Ainda assim, existia entre os dois uma ligação impossível de romper. Emmanuel era o silêncio antes da tempestade; Domic, o movimento que vinha depois dela. Eram extremos diferentes sustentados pela mesma eternidade.
Aprenderam cedo que sua condição precisava permanecer escondida. A Europa medieval destruía tudo aquilo que não compreendia. Conhecimento transformava-se em heresia com facilidade, e qualquer diferença tornava-se motivo suficiente para perseguição. Por isso a família mudava constantemente de território antes que suspeitas amadurecessem demais. Décadas passavam, vizinhos começavam a notar a ausência do envelhecimento, e então os Athanasi desapareciam novamente sob novos nomes e novas identidades.
Os séculos atravessaram a família como estações intermináveis. Emmanuel dedicou-se ao estudo da ciência, política, economia e estruturas de poder, entendendo cedo que o futuro seria dominado menos pela força física e mais pelo controle invisível das sociedades humanas. Domic, por outro lado, aprofundou-se nos conhecimentos ancestrais preservados pela família, tornando-se tão perigoso quanto enigmático. Seu interesse pelas forças ocultas nunca nasceu de ambição, mas da necessidade de compreender aquilo que corria em seu próprio sangue.
No final do século XVII, o mundo tornou-se particularmente perigoso para pessoas como eles. A histeria coletiva transformou a bruxaria em ameaça institucionalizada, e o medo começou a organizar homens dispostos a caçar aquilo que consideravam antinatural. Salem tornou-se apenas o reflexo mais conhecido de algo muito maior que já acontecia silenciosamente entre a Europa e as colônias.

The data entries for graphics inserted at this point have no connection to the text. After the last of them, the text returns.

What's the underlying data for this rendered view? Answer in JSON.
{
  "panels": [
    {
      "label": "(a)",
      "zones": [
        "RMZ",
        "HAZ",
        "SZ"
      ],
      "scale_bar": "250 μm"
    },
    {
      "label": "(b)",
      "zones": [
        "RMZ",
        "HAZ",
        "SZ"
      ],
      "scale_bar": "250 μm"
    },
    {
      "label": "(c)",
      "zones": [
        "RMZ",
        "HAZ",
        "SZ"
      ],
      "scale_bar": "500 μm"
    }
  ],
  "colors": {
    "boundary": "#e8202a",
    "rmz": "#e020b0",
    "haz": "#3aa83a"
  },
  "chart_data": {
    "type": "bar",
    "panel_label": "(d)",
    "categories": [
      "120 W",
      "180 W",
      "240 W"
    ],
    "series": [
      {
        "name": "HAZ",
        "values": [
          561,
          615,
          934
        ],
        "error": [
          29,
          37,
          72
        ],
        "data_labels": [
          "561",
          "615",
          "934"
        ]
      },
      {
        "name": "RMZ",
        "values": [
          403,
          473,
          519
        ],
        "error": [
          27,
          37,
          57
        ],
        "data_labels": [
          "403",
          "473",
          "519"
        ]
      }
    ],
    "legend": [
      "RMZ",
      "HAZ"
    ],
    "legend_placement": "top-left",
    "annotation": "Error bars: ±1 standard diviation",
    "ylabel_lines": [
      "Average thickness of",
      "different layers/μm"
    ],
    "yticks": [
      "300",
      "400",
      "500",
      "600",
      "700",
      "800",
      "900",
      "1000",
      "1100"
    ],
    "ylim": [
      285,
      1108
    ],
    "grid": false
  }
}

Os verdadeiros caçadores não eram aldeões ignorantes carregando tochas. Eram estudiosos, militares, religiosos radicais e homens que haviam passado décadas reunindo informações sobre linhagens que atravessavam séculos sem envelhecer.
Foi assim que encontraram Theron e Myrrine.
A execução jamais foi registrada de maneira verdadeira. Restaram apenas fragmentos escondidos sob acusações de heresia e purificação religiosa. Métodos antigos foram utilizados naquela noite, técnicas desenvolvidas especificamente para destruir seres difíceis de matar. Emmanuel e Domic chegaram tarde demais.
Pela primeira vez em quase cinco séculos de existência, compreenderam que a imortalidade não impedia a perda. Apenas a tornava rara.
Depois da morte dos pais, desapareceram durante décadas. Apagaram rastros, abandonaram identidades e passaram a estudar os grupos responsáveis pela perseguição de sua linhagem. Foi nesse período que descobriram não serem únicos. Outras famílias semelhantes haviam existido ao longo da história, embora muitas já estivessem extintas. A humanidade sempre teme aquilo que permanece enquanto ela envelhece.
Agora, oito séculos após a noite do eclipse sobre o mar Egeu, Emmanuel e Domic atravessam o mundo moderno carregando rostos jovens e memórias antigas demais para pertencerem a uma única vida humana. Mudam de identidades com precisão cirúrgica, dominam a tecnologia como antes dominaram pergaminhos antigos, e seguem existindo entre os homens como ecos silenciosos de uma era que jamais desapareceu completamente.